Bu iki dev platform, aslında hayatın iki ayrı ritmini temsil ediyor:
Netflix, günümüzün hızlı tüketim alışkanlıklarını; HBO Max ise zaman ayırmaya değer anlatıları. Hangisi derseniz, bence bu biraz günün ruhuna bağlı.
Bazen yoğun bir günün ardından, çabucak birkaç bölüm izleyip rahatlamak istiyorum ve Netflix'e kaçıyorum.
Ama bazen, özellikle gecenin sessiz saatlerinde, bir battaniyeye sarılıp derin bir hikâyeye dalmak istiyorum; işte o zaman HBO Max’te buluyorum kendimi.

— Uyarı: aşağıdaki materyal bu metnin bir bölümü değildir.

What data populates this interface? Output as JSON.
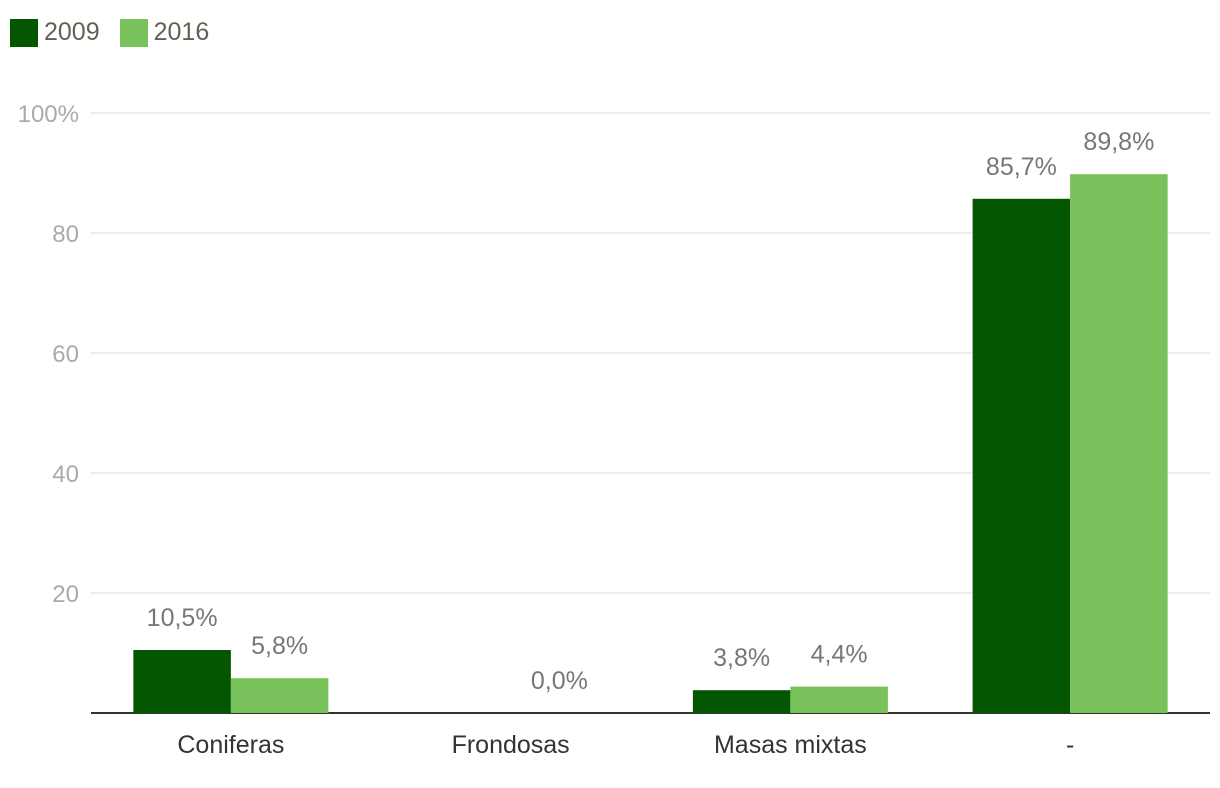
{
  "chart_data": {
    "type": "bar",
    "title": "",
    "xlabel": "",
    "ylabel": "",
    "categories": [
      "Coniferas",
      "Frondosas",
      "Masas mixtas",
      "-"
    ],
    "series": [
      {
        "name": "2009",
        "color": "#045600",
        "values": [
          10.5,
          null,
          3.8,
          85.7
        ],
        "labels": [
          "10,5%",
          "",
          "3,8%",
          "85,7%"
        ]
      },
      {
        "name": "2016",
        "color": "#79c15a",
        "values": [
          5.8,
          0.0,
          4.4,
          89.8
        ],
        "labels": [
          "5,8%",
          "0,0%",
          "4,4%",
          "89,8%"
        ]
      }
    ],
    "ylim": [
      0,
      100
    ],
    "yticks": [
      20,
      40,
      60,
      80,
      100
    ],
    "ytick_labels": [
      "20",
      "40",
      "60",
      "80",
      "100%"
    ],
    "grid": true,
    "legend_position": "top-left",
    "colors": {
      "grid": "#e6e6e6",
      "axis": "#333333",
      "tick_text": "#aaaaaa",
      "category_text": "#333333",
      "data_label_text": "#777777",
      "legend_text": "#665f55"
    }
  }
}
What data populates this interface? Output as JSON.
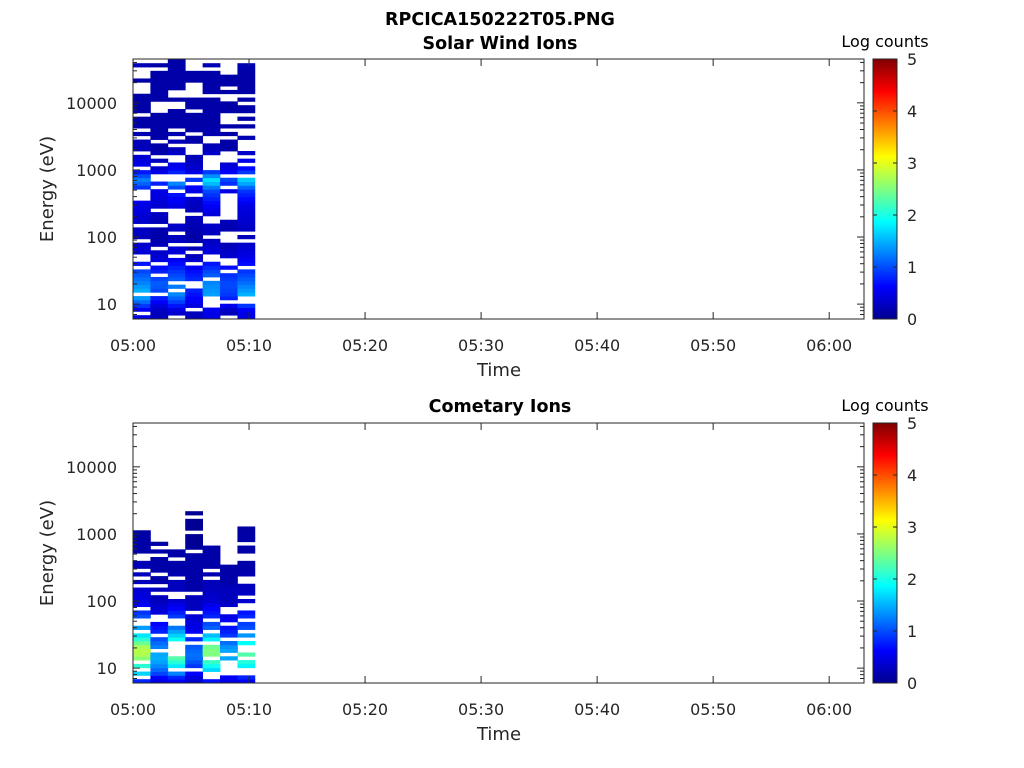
{
  "figure_title": "RPCICA150222T05.PNG",
  "chart_data": [
    {
      "type": "heatmap",
      "title": "Solar Wind Ions",
      "xlabel": "Time",
      "ylabel": "Energy (eV)",
      "yscale": "log",
      "ylim": [
        6,
        45000
      ],
      "xlim": [
        "05:00",
        "06:03"
      ],
      "x_ticks": [
        "05:00",
        "05:10",
        "05:20",
        "05:30",
        "05:40",
        "05:50",
        "06:00"
      ],
      "y_ticks": [
        10,
        100,
        1000,
        10000
      ],
      "y_tick_labels": [
        "10",
        "100",
        "1000",
        "10000"
      ],
      "colorbar": {
        "label": "Log counts",
        "range": [
          0,
          5
        ],
        "ticks": [
          "0",
          "1",
          "2",
          "3",
          "4",
          "5"
        ],
        "colormap": "jet"
      },
      "grid": false,
      "time_bins": [
        "05:00",
        "05:01.5",
        "05:03",
        "05:04.5",
        "05:06",
        "05:07.5",
        "05:09"
      ],
      "time_bin_minutes": 1.5,
      "energy_bin_factor": 1.14,
      "profile_energies": [
        8,
        10,
        14,
        20,
        30,
        50,
        100,
        200,
        300,
        500,
        700,
        1000,
        2000,
        5000,
        10000,
        30000,
        40000
      ],
      "profiles": [
        [
          0.5,
          1.0,
          1.6,
          1.3,
          1.0,
          0.5,
          0.3,
          0.4,
          0.5,
          0.7,
          1.3,
          0.6,
          0.3,
          0.2,
          0.2,
          0.2,
          0.3
        ],
        [
          0.3,
          0.5,
          0.9,
          1.1,
          0.8,
          0.4,
          0.2,
          0.3,
          0.4,
          0.5,
          0.9,
          0.4,
          0.2,
          0.2,
          0.2,
          0.2,
          0.2
        ],
        [
          0.4,
          0.8,
          1.3,
          1.2,
          0.9,
          0.5,
          0.3,
          0.4,
          0.5,
          0.8,
          1.5,
          0.6,
          0.3,
          0.2,
          0.2,
          0.2,
          0.2
        ],
        [
          0.3,
          0.5,
          0.7,
          0.9,
          0.7,
          0.3,
          0.2,
          0.3,
          0.3,
          0.5,
          0.9,
          0.4,
          0.2,
          0.2,
          0.2,
          0.2,
          0.2
        ],
        [
          0.5,
          0.9,
          1.4,
          1.3,
          1.0,
          0.5,
          0.3,
          0.4,
          0.6,
          1.0,
          1.8,
          0.7,
          0.3,
          0.2,
          0.2,
          0.2,
          0.3
        ],
        [
          0.3,
          0.6,
          0.9,
          1.0,
          0.8,
          0.4,
          0.2,
          0.3,
          0.4,
          0.5,
          1.0,
          0.5,
          0.2,
          0.2,
          0.2,
          0.2,
          0.2
        ],
        [
          0.5,
          1.0,
          1.5,
          1.2,
          0.9,
          0.5,
          0.3,
          0.4,
          0.5,
          0.9,
          1.7,
          0.7,
          0.3,
          0.2,
          0.2,
          0.2,
          0.3
        ]
      ],
      "coverage_max_energy": [
        42000,
        38000,
        40000,
        32000,
        40000,
        38000,
        40000
      ],
      "empty_fraction": 0.32
    },
    {
      "type": "heatmap",
      "title": "Cometary Ions",
      "xlabel": "Time",
      "ylabel": "Energy (eV)",
      "yscale": "log",
      "ylim": [
        6,
        45000
      ],
      "xlim": [
        "05:00",
        "06:03"
      ],
      "x_ticks": [
        "05:00",
        "05:10",
        "05:20",
        "05:30",
        "05:40",
        "05:50",
        "06:00"
      ],
      "y_ticks": [
        10,
        100,
        1000,
        10000
      ],
      "y_tick_labels": [
        "10",
        "100",
        "1000",
        "10000"
      ],
      "colorbar": {
        "label": "Log counts",
        "range": [
          0,
          5
        ],
        "ticks": [
          "0",
          "1",
          "2",
          "3",
          "4",
          "5"
        ],
        "colormap": "jet"
      },
      "grid": false,
      "time_bins": [
        "05:00",
        "05:01.5",
        "05:03",
        "05:04.5",
        "05:06",
        "05:07.5",
        "05:09"
      ],
      "time_bin_minutes": 1.5,
      "energy_bin_factor": 1.14,
      "profile_energies": [
        7,
        8,
        10,
        12,
        15,
        20,
        25,
        30,
        40,
        60,
        80,
        100,
        150,
        200,
        300,
        500,
        700,
        1000,
        2000
      ],
      "profiles": [
        [
          0.8,
          1.6,
          2.0,
          2.2,
          2.7,
          2.8,
          2.3,
          1.8,
          1.4,
          1.0,
          0.7,
          0.5,
          0.4,
          0.3,
          0.3,
          0.2,
          0.2,
          0.2,
          0.1
        ],
        [
          0.5,
          0.9,
          1.2,
          1.4,
          1.5,
          1.3,
          1.1,
          0.9,
          0.7,
          0.5,
          0.4,
          0.3,
          0.3,
          0.2,
          0.2,
          0.2,
          0.2,
          0.1,
          0.1
        ],
        [
          0.6,
          1.2,
          1.6,
          2.0,
          2.4,
          2.6,
          2.1,
          1.7,
          1.2,
          0.9,
          0.6,
          0.4,
          0.3,
          0.3,
          0.2,
          0.2,
          0.2,
          0.1,
          0.1
        ],
        [
          0.4,
          0.6,
          0.8,
          1.0,
          1.2,
          1.1,
          0.9,
          0.7,
          0.5,
          0.4,
          0.3,
          0.3,
          0.2,
          0.2,
          0.2,
          0.2,
          0.1,
          0.1,
          0.1
        ],
        [
          0.7,
          1.3,
          1.8,
          2.1,
          2.5,
          2.5,
          2.0,
          1.6,
          1.1,
          0.8,
          0.6,
          0.4,
          0.3,
          0.3,
          0.2,
          0.2,
          0.2,
          0.1,
          0.1
        ],
        [
          0.5,
          0.8,
          1.1,
          1.3,
          1.5,
          1.4,
          1.1,
          0.9,
          0.7,
          0.5,
          0.4,
          0.3,
          0.3,
          0.2,
          0.2,
          0.2,
          0.1,
          0.1,
          0.1
        ],
        [
          0.6,
          1.2,
          1.7,
          2.0,
          2.3,
          2.2,
          1.8,
          1.4,
          1.0,
          0.8,
          0.6,
          0.4,
          0.3,
          0.3,
          0.2,
          0.2,
          0.2,
          0.2,
          0.1
        ]
      ],
      "coverage_max_energy": [
        1150,
        700,
        580,
        2100,
        650,
        320,
        1300
      ],
      "empty_fraction": 0.3
    }
  ]
}
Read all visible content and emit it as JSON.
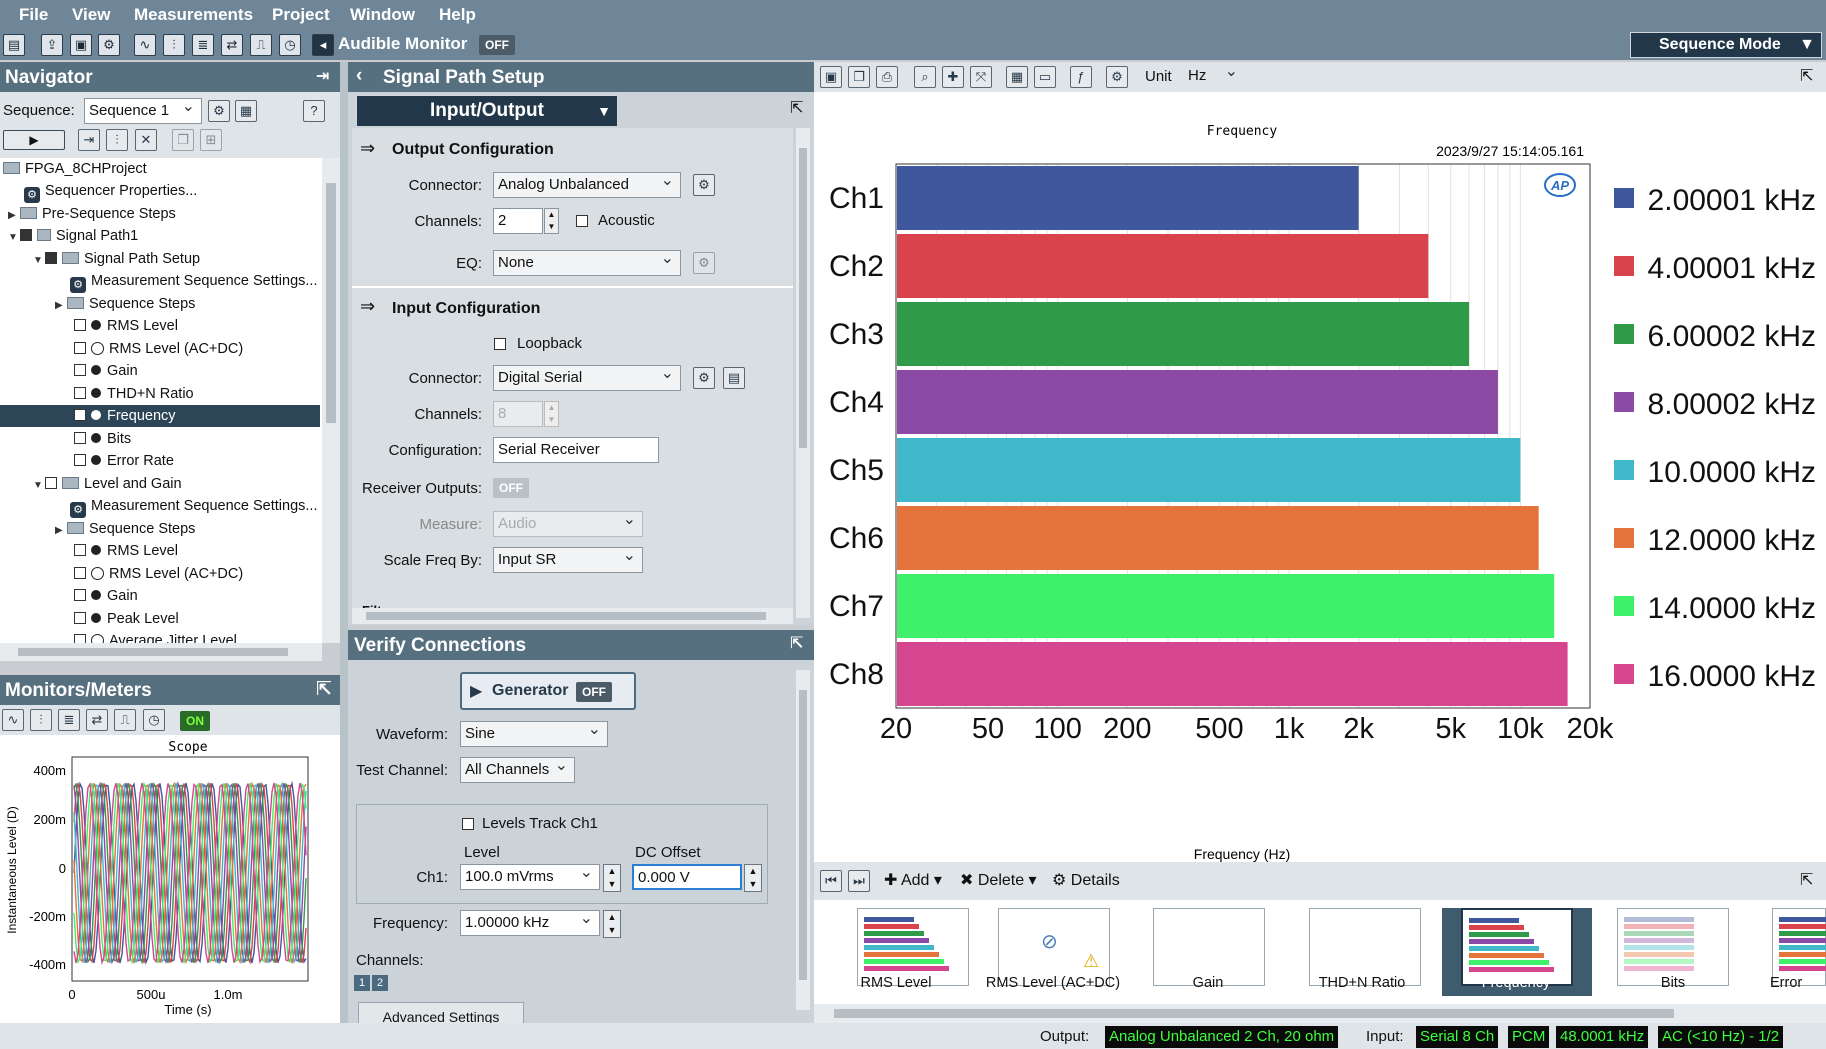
{
  "menu": [
    "File",
    "View",
    "Measurements",
    "Project",
    "Window",
    "Help"
  ],
  "toolbar": {
    "audible_monitor": "Audible Monitor",
    "audible_state": "OFF",
    "sequence_mode": "Sequence Mode"
  },
  "navigator": {
    "title": "Navigator",
    "sequence_label": "Sequence:",
    "sequence_value": "Sequence 1",
    "tree": [
      {
        "label": "FPGA_8CHProject"
      },
      {
        "label": "Sequencer Properties..."
      },
      {
        "label": "Pre-Sequence Steps"
      },
      {
        "label": "Signal Path1"
      },
      {
        "label": "Signal Path Setup"
      },
      {
        "label": "Measurement Sequence Settings..."
      },
      {
        "label": "Sequence Steps"
      },
      {
        "label": "RMS Level"
      },
      {
        "label": "RMS Level (AC+DC)"
      },
      {
        "label": "Gain"
      },
      {
        "label": "THD+N Ratio"
      },
      {
        "label": "Frequency"
      },
      {
        "label": "Bits"
      },
      {
        "label": "Error Rate"
      },
      {
        "label": "Level and Gain"
      },
      {
        "label": "Measurement Sequence Settings..."
      },
      {
        "label": "Sequence Steps"
      },
      {
        "label": "RMS Level"
      },
      {
        "label": "RMS Level (AC+DC)"
      },
      {
        "label": "Gain"
      },
      {
        "label": "Peak Level"
      },
      {
        "label": "Average Jitter Level"
      }
    ]
  },
  "monitors": {
    "title": "Monitors/Meters",
    "on_label": "ON",
    "scope_title": "Scope",
    "ylabel": "Instantaneous Level (D)",
    "xlabel": "Time (s)",
    "yticks": [
      "400m",
      "200m",
      "0",
      "-200m",
      "-400m"
    ],
    "xticks": [
      "0",
      "500u",
      "1.0m"
    ]
  },
  "signal_path": {
    "title": "Signal Path Setup",
    "io_select": "Input/Output",
    "output_title": "Output Configuration",
    "connector_label": "Connector:",
    "out_connector": "Analog Unbalanced",
    "channels_label": "Channels:",
    "out_channels": "2",
    "acoustic": "Acoustic",
    "eq_label": "EQ:",
    "eq_value": "None",
    "input_title": "Input Configuration",
    "loopback": "Loopback",
    "in_connector": "Digital Serial",
    "in_channels": "8",
    "config_label": "Configuration:",
    "config_value": "Serial Receiver",
    "receiver_label": "Receiver Outputs:",
    "receiver_state": "OFF",
    "measure_label": "Measure:",
    "measure_value": "Audio",
    "scale_label": "Scale Freq By:",
    "scale_value": "Input SR",
    "filters": "Filters"
  },
  "verify": {
    "title": "Verify Connections",
    "generator": "Generator",
    "gen_state": "OFF",
    "waveform_label": "Waveform:",
    "waveform": "Sine",
    "testch_label": "Test Channel:",
    "testch": "All Channels",
    "levels_track": "Levels Track Ch1",
    "level_hdr": "Level",
    "dc_hdr": "DC Offset",
    "ch1_label": "Ch1:",
    "level": "100.0 mVrms",
    "dc": "0.000 V",
    "freq_label": "Frequency:",
    "freq": "1.00000 kHz",
    "channels_label": "Channels:",
    "ch_btns": [
      "1",
      "2"
    ],
    "advanced": "Advanced Settings"
  },
  "graph": {
    "unit_label": "Unit",
    "unit_value": "Hz",
    "title": "Frequency",
    "timestamp": "2023/9/27 15:14:05.161",
    "logo": "AP"
  },
  "chart_data": {
    "type": "bar",
    "orientation": "horizontal",
    "title": "Frequency",
    "xlabel": "Frequency (Hz)",
    "xscale": "log",
    "xlim": [
      20,
      20000
    ],
    "xticks": [
      "20",
      "50",
      "100",
      "200",
      "500",
      "1k",
      "2k",
      "5k",
      "10k",
      "20k"
    ],
    "xtick_values": [
      20,
      50,
      100,
      200,
      500,
      1000,
      2000,
      5000,
      10000,
      20000
    ],
    "categories": [
      "Ch1",
      "Ch2",
      "Ch3",
      "Ch4",
      "Ch5",
      "Ch6",
      "Ch7",
      "Ch8"
    ],
    "values": [
      2000.01,
      4000.01,
      6000.02,
      8000.02,
      10000.0,
      12000.0,
      14000.0,
      16000.0
    ],
    "value_labels": [
      "2.00001 kHz",
      "4.00001 kHz",
      "6.00002 kHz",
      "8.00002 kHz",
      "10.0000 kHz",
      "12.0000 kHz",
      "14.0000 kHz",
      "16.0000 kHz"
    ],
    "colors": [
      "#3f579c",
      "#d9434c",
      "#2f9a48",
      "#8a4aa6",
      "#3fb9c9",
      "#e4733c",
      "#3ff06a",
      "#d6458f"
    ],
    "grid": true,
    "legend": "right"
  },
  "results": {
    "add": "Add",
    "delete": "Delete",
    "details": "Details",
    "thumbs": [
      "RMS Level",
      "RMS Level (AC+DC)",
      "Gain",
      "THD+N Ratio",
      "Frequency",
      "Bits",
      "Error"
    ]
  },
  "status": {
    "output_label": "Output:",
    "output_value": "Analog Unbalanced 2 Ch, 20 ohm",
    "input_label": "Input:",
    "in1": "Serial 8 Ch",
    "in2": "PCM",
    "in3": "48.0001 kHz",
    "in4": "AC (<10 Hz) - 1/2"
  }
}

Sonuçta, ister Netflix’in renkli dünyasında kaybolalım, ister HBO Max’in seçkin hikâyelerinde yolculuğa çıkalım, önemli olan izlediğimiz hikâyede kendimizi bulabilmek.
Çünkü bazen bir dizi sadece zaman geçirmek için değil, bir parçamıza dokunmak için izlenir.
Pekii, sizin için hangisi daha yakın? Hızlı bir kahkaha mı, yoksa derin bir hikâye mi?
Seçim sizin. Ekran başında buluşmak üzere.